That was the problem with women falling out of love; the veil of romance fell away from their eyes, and they looked in and could read you.
No seu mais recente conto, Claire Keegan discorre, em duas pinceladas precisas como sempre, sobre a realidade que conhece, referindo-se ao seu protagonista, Cathal, como um mau espécime irlandês, mas há sem dúvida muitos homens como ele em muitos países, pelo que é fácil extrapolar e transportar “So Late in the Day” para qualquer país do chamado mundo ocidental.
“She also said that to some of you we are just cunts”, she went on, “that she often hears Irish men referring to women in this way and calling us whores and bitches".
Assim que a história abre, desconfiamos que, em oposição ao belo dia de Verão, pesa sobre Cathal uma nuvem negra, que o leva a evitar todo o contacto humano e pressentimos que algo estranho se passa quando, ao chegar a casa, a correspondência se amontoa no chão, por trás da porta.
Keegan é discreta a espalhar pistas e a levar-nos quase a ter pena deste protagonista, mas quando se sabe o que está no cerne da questão, que acontecimentos levaram ao seu desconcerto, percebemos que estamos perante um ser patético que não soube lidar com uma relação amorosa, no entanto, a forma explícita como a misoginia é abordada torna o conto menos eficaz do que seria desejável.

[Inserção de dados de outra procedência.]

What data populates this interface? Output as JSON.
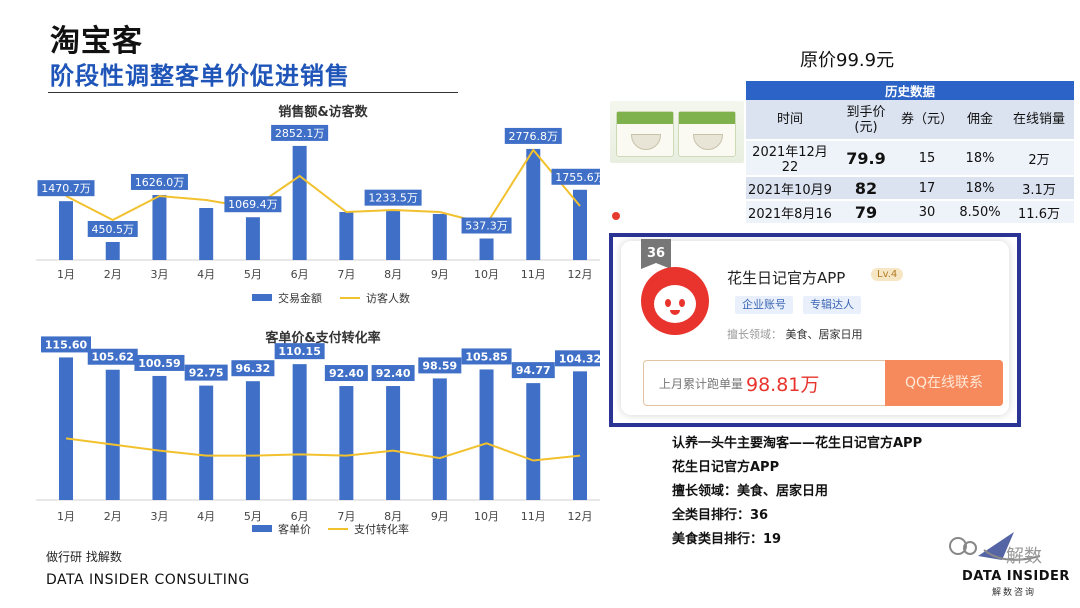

“At least half of men your age just want us to shut up and give you what you want, that you’re spoiled and become contemptible when things don’t go your way.”
Ainda que Keegan diga mais do que mostre, quando eu prefiro o contrário, não deixa de ser brilhante a caracterizar a personalidade de Cathal em pequenos momentos de mesquinhez e também na ironia com que reproduz o seu ressabiamento final, em flagrante discordância com a derrota de um homem a assistir a um documentário sobre a Princesa Diana e a um jogo de póquer com os seus bluffs num dia que devia ser importante.
“Fucking cunts.” It sounded better when he added the other cunts, stronger.
Audiobook narrado pela autora, que poderia ter passado o dia todo a contar-me histórias ao ouvido.